Dans la Galaxie Gutenberg, un ouvrage portant sur les changements qu’a apportés la technique de l’imprimerie, McLuhan propose d’utiliser « une méthode des mosaïques » afin d’étudier la simultanéité. La figure mosaïque y apparaît encore une fois comme une figure théorique permettant l’étude des transformations médiatiques, une figure décidément apte à illustrer les modes de pensées par image. McLuhan (1967 : 7) en traite ainsi : « Image formée de nombreuses données et citations apportées en témoignage, la mosaïque constitue le seul moyen efficace de faire apparaître les opérations causales dans l’Histoire ». Pour lui, la bidimensionalité de la mosaïque constitue une façon efficace de produire une résonance « interstructuelle » entre de multiples dimensions du monde (McLuhan 1967 : 66). Il souligne en outre la thèse formulée par Gyorgy Kepes qui dit que la forme en mosaïque génère de la « simultanéité dynamique ». Kepes avait constaté comment, à l’époque médiévale, le même tableau représentait souvent le même personnage plusieurs fois : « Ce faisant, ils cherchaient à représenter toutes les relations

possibles qui l’affectaient, ce qu’ils reconnaissaient ne pouvoir faire qu’en décrivant simultanément plusieurs actions. C’est cette suite dans la signification, plutôt que la logique mécanique de l’optique géométrique, qui constitue la tâche essentielle de la représentation » (Kepes 1944, cité dans McLuhan 1967 : 188). McLuhan (1967 : 191) ajoute que la méthode scolastique était également une méthode des mosaïques, traitant « simultanément de plusieurs aspects et de plusieurs niveaux de signification ».
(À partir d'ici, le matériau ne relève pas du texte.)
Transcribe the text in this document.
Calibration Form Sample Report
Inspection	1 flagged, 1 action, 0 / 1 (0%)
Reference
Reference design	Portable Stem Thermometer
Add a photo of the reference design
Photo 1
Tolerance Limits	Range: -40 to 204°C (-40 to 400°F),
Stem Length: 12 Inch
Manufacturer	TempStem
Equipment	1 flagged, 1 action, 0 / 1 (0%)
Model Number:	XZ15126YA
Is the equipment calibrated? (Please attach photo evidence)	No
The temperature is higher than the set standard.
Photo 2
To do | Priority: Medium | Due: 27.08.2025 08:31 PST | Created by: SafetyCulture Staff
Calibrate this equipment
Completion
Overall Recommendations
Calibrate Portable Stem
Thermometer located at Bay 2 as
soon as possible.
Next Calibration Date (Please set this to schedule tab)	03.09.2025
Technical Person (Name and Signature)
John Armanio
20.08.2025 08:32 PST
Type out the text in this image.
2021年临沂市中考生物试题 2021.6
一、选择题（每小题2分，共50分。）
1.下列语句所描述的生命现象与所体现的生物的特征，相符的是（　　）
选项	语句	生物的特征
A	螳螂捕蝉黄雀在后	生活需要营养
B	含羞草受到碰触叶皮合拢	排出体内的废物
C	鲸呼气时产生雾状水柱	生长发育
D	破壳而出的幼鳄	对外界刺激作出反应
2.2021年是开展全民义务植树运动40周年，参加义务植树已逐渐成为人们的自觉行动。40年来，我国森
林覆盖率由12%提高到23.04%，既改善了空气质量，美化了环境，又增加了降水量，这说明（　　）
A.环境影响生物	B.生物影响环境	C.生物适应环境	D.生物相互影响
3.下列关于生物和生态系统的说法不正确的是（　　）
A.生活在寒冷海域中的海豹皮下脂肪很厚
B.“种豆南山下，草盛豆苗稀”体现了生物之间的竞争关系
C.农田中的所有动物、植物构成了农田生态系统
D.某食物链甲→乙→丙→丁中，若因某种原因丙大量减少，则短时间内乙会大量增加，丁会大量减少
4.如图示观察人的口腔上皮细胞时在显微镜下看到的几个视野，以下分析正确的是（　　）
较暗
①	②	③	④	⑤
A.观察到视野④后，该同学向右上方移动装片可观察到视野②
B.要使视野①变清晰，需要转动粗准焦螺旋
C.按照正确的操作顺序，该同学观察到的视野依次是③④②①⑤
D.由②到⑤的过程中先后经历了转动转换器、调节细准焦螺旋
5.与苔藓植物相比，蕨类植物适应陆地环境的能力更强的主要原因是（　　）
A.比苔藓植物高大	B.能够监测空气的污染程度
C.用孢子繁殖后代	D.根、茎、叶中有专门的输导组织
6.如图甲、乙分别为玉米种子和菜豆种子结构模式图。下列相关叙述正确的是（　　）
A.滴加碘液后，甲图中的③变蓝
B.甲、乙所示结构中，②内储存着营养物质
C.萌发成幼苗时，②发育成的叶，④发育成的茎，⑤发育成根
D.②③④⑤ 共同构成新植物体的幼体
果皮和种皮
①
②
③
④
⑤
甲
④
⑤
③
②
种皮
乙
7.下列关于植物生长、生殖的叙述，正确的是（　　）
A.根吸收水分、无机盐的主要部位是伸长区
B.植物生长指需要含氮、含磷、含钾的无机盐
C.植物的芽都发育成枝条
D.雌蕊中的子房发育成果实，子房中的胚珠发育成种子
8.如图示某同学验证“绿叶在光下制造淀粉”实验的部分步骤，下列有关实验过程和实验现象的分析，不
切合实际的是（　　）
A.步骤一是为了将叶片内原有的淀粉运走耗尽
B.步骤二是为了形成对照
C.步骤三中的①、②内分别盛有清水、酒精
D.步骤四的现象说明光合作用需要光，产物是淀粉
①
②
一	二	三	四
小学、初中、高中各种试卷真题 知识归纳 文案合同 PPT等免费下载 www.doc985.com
Le fait que McLuhan associe la simultanéité à la fois à la mosaïque et, plus loin dans son ouvrage, au courant électrique, fait écho aux propos de Dällenbach sur la possibilité d’un statisme politique et poétique de la forme mosaïque, par opposition à son dynamisme potentiel. Il écrit que cela peut se produire « lorsqu’elle n’est plus énergétique, que le courant ne passe plus entre ses morceaux, et qu’il ne se produit plus d’étincelles à leur contact » (Dällenbach 2001 : 165, emphase ajoutée). Le choix des mots-clés par l’artiste et l’autonomie des images tirées du web par rapport à la matrice dans les Googlegrams, contrairement à la consubstantialité du tout et des parties dans les photomosaïques de Silvers, permettent de faire passer ce courant dans la mosaïque. Ces œuvres sont ainsi tissées d’images provenant d’un peu partout dans le réseau du web. Le parallèle entre simultanéité et électricité évoque également la connectivité actuelle que permettent la mondialisation et internet. Les œuvres de Fontcuberta nous encouragent donc à développer une conception de l’image en tant que trame devenue réseau, une trame faite d’un tissage serré dont les fils la font se déployer en tous sens, que ce soit vers son sujet, son mode de diffusion ou sa forme.